In the last 15 years, we’ve heard these questions and more, and you can thank Congress for this. They passed a law signed by President George W. Bush in April 2005 called the Bankruptcy Abuse Prevention and Consumer Protection Act. Most bankruptcy lawyers call it BAPCPA, when we aren’t using other less flattering nicknames for it.
This was the biggest change to bankruptcy since the 1970’s and still shapes how we practice and advocate for our clients today. Most of the provisions went into effect on October 17, 2005, so happy early fifteenth birthday, BAPCPA!
Granted, not all the changes were bad. For starters, for years there was a chapter of bankruptcy devoted exclusively to family farmers and fishermen called Chapter 12. It was only meant to be temporary, but BAPCPA made it a permanent part of the code. So, if you or someone you know is in Chapter 12 today, you can thank Congress for letting our firm practice in this specialized form of bankruptcy law.
Of course, we don’t love all the changes. Before this change, stories floated around of rich people using Chapter 7 to wipe out their debts without trying to make a repayment plan. Other stories included professionals like doctors or lawyers completing their education, and immediately filing for bankruptcy to eliminate their student loans. These stories were few and far between, if they were even true, but they were enough to convince Congress to change the law.

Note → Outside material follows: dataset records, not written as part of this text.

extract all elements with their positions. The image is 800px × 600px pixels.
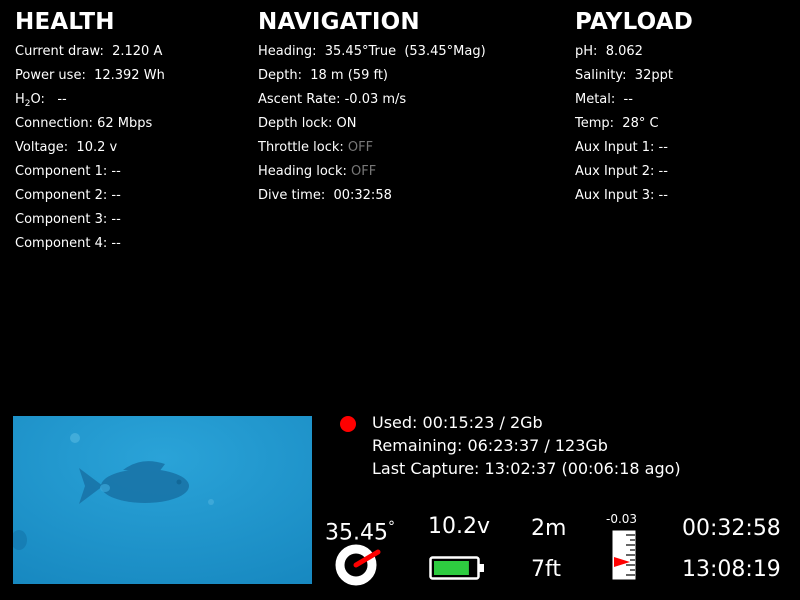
h2o-label-h: H bbox=[15, 92, 25, 107]
voltage-value: 10.2 v bbox=[76, 140, 118, 155]
power-use-row: Power use: 12.392 Wh bbox=[15, 64, 165, 88]
component-4-row: Component 4: -- bbox=[15, 232, 165, 256]
ph-value: 8.062 bbox=[605, 44, 643, 59]
heading-lock-value: OFF bbox=[351, 164, 377, 179]
throttle-lock-label: Throttle lock: bbox=[258, 140, 344, 155]
component-2-row: Component 2: -- bbox=[15, 184, 165, 208]
dive-time-value: 00:32:58 bbox=[333, 188, 392, 203]
ascent-rate-value: -0.03 m/s bbox=[344, 92, 407, 107]
current-draw-label: Current draw: bbox=[15, 44, 104, 59]
recording-used: Used: 00:15:23 / 2Gb bbox=[372, 413, 543, 432]
temp-row: Temp: 28° C bbox=[575, 112, 693, 136]
h2o-row: H2O: -- bbox=[15, 88, 165, 112]
hud-dive-time: 00:32:58 bbox=[682, 516, 781, 541]
depth-lock-value: ON bbox=[336, 116, 357, 131]
heading-lock-label: Heading lock: bbox=[258, 164, 347, 179]
power-use-label: Power use: bbox=[15, 68, 86, 83]
aux-input-2-value: -- bbox=[658, 164, 668, 179]
ph-label: pH: bbox=[575, 44, 598, 59]
recording-last-capture: Last Capture: 13:02:37 (00:06:18 ago) bbox=[372, 459, 681, 478]
health-panel: HEALTH Current draw: 2.120 A Power use: … bbox=[15, 8, 165, 256]
salinity-row: Salinity: 32ppt bbox=[575, 64, 693, 88]
temp-label: Temp: bbox=[575, 116, 615, 131]
component-1-label: Component 1: bbox=[15, 164, 108, 179]
record-indicator-icon[interactable] bbox=[340, 416, 356, 432]
component-3-label: Component 3: bbox=[15, 212, 108, 227]
battery-fill bbox=[434, 561, 469, 575]
aux-input-1-row: Aux Input 1: -- bbox=[575, 136, 693, 160]
h2o-value: -- bbox=[57, 92, 67, 107]
hud-depth-meters: 2m bbox=[531, 516, 567, 541]
aux-input-1-label: Aux Input 1: bbox=[575, 140, 655, 155]
heading-label: Heading: bbox=[258, 44, 317, 59]
ascent-gauge-icon bbox=[612, 530, 636, 580]
throttle-lock-value: OFF bbox=[347, 140, 374, 155]
aux-input-2-label: Aux Input 2: bbox=[575, 164, 655, 179]
hud-heading-degree: ° bbox=[387, 519, 395, 535]
dive-time-label: Dive time: bbox=[258, 188, 326, 203]
temp-value: 28° C bbox=[622, 116, 659, 131]
metal-value: -- bbox=[623, 92, 633, 107]
heading-row: Heading: 35.45°True (53.45°Mag) bbox=[258, 40, 486, 64]
health-title: HEALTH bbox=[15, 9, 115, 35]
salinity-label: Salinity: bbox=[575, 68, 627, 83]
heading-value: 35.45°True (53.45°Mag) bbox=[324, 44, 486, 59]
depth-row: Depth: 18 m (59 ft) bbox=[258, 64, 486, 88]
aux-input-3-row: Aux Input 3: -- bbox=[575, 184, 693, 208]
battery-icon bbox=[429, 556, 484, 580]
compass-icon bbox=[335, 544, 381, 586]
h2o-label-o: O: bbox=[30, 92, 45, 107]
depth-lock-row: Depth lock: ON bbox=[258, 112, 486, 136]
component-4-value: -- bbox=[111, 236, 121, 251]
hud-voltage: 10.2v bbox=[428, 514, 491, 539]
ph-row: pH: 8.062 bbox=[575, 40, 693, 64]
voltage-row: Voltage: 10.2 v bbox=[15, 136, 165, 160]
hud-ascent-rate: -0.03 bbox=[606, 512, 638, 526]
depth-label: Depth: bbox=[258, 68, 302, 83]
recording-remaining: Remaining: 06:23:37 / 123Gb bbox=[372, 436, 608, 455]
connection-value: 62 Mbps bbox=[97, 116, 153, 131]
aux-input-2-row: Aux Input 2: -- bbox=[575, 160, 693, 184]
navigation-panel: NAVIGATION Heading: 35.45°True (53.45°Ma… bbox=[258, 8, 486, 208]
component-3-row: Component 3: -- bbox=[15, 208, 165, 232]
component-2-label: Component 2: bbox=[15, 188, 108, 203]
hud-clock: 13:08:19 bbox=[682, 557, 781, 582]
payload-panel: PAYLOAD pH: 8.062 Salinity: 32ppt Metal:… bbox=[575, 8, 693, 208]
payload-title: PAYLOAD bbox=[575, 9, 694, 35]
heading-lock-row: Heading lock: OFF bbox=[258, 160, 486, 184]
voltage-label: Voltage: bbox=[15, 140, 69, 155]
connection-label: Connection: bbox=[15, 116, 93, 131]
aux-input-1-value: -- bbox=[658, 140, 668, 155]
component-2-value: -- bbox=[111, 188, 121, 203]
hud-depth-feet: 7ft bbox=[531, 557, 561, 582]
component-4-label: Component 4: bbox=[15, 236, 108, 251]
aux-input-3-value: -- bbox=[658, 188, 668, 203]
component-1-row: Component 1: -- bbox=[15, 160, 165, 184]
component-3-value: -- bbox=[111, 212, 121, 227]
connection-row: Connection: 62 Mbps bbox=[15, 112, 165, 136]
depth-lock-label: Depth lock: bbox=[258, 116, 333, 131]
current-draw-value: 2.120 A bbox=[112, 44, 163, 59]
dive-time-row: Dive time: 00:32:58 bbox=[258, 184, 486, 208]
depth-value: 18 m (59 ft) bbox=[310, 68, 388, 83]
aux-input-3-label: Aux Input 3: bbox=[575, 188, 655, 203]
salinity-value: 32ppt bbox=[634, 68, 673, 83]
underwater-fish-image bbox=[13, 416, 312, 584]
throttle-lock-row: Throttle lock: OFF bbox=[258, 136, 486, 160]
navigation-title: NAVIGATION bbox=[258, 9, 420, 35]
camera-feed[interactable] bbox=[13, 416, 312, 584]
metal-row: Metal: -- bbox=[575, 88, 693, 112]
ascent-rate-row: Ascent Rate: -0.03 m/s bbox=[258, 88, 486, 112]
power-use-value: 12.392 Wh bbox=[94, 68, 165, 83]
metal-label: Metal: bbox=[575, 92, 616, 107]
current-draw-row: Current draw: 2.120 A bbox=[15, 40, 165, 64]
component-1-value: -- bbox=[111, 164, 121, 179]
ascent-rate-label: Ascent Rate: bbox=[258, 92, 341, 107]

Now we have “means testing” as a part of bankruptcy. Means testing makes us look at the last six months of income of a filer (individually or as a household) and project its growth over time. If the filer is making more than what the “median income level” (50 percent of people make more, 50 percent make less) for their household size, they have to complete a second analysis to see if they can qualify for Chapter 7 or if they’re required to pay a certain amount back to unsecured creditors like medical bills and credit cards. Confused? This was a game changer and has forced some people to go to Chapter 13 or 11 instead of Chapter 7.
Congress also insisted that every individual person who files must take a course in credit counseling and in debtor education, the first course before filing and the second after. The purpose is to get information about budgeting and financial education. When each course is completed, the filer receives a certificate. Although most people have little or no choice but to file for bankruptcy, taking these courses and receiving the certificates is still a requirement for everybody, rich or poor, no matter why they file (a failed business, job loss, medical problems, a serious accident). Unless there are extreme emergencies (think Hurricane Katrina, fifteen years ago), the law is the law. No certificate, no bankruptcy.
Instead of waiting six years from the filing of one Chapter 7 bankruptcy to begin another, the timeframe was extended to eight years. If the filer can’t wait, he or she can file another chapter of bankruptcy, explore state court options (like Chapter 128 in Wisconsin or debt repayment plans), or otherwise be at the mercy of creditors.
One of the most worrisome changes affects student loans. College (including law school for you attorneys here) has become increasingly expensive over the years, and nearly everyone needs some sort of financial aid. Over time, discharging (eliminating) student loan debt has grown more and more difficult. At this time, whether the loan is privately issued or issued by the government, the loan is not dischargeable in any form of bankruptcy unless the filer sues the issuer of the loan in a separate action and proves, under a very high threshold, an “undue hardship.” The effect is that student loan discharges are incredibly rare and have become frustrating for borrowers and their attorneys to pursue.
Individuals, families, and businesses were filing bankruptcies long before BAPCPA was passed and they continue to do so. Lawyers will continue to help people get credit counseling, analyze any means test issues, and advise on dischargeability of student loan and other debt. The laws may change, but lawyers persist in serving clients’ needs.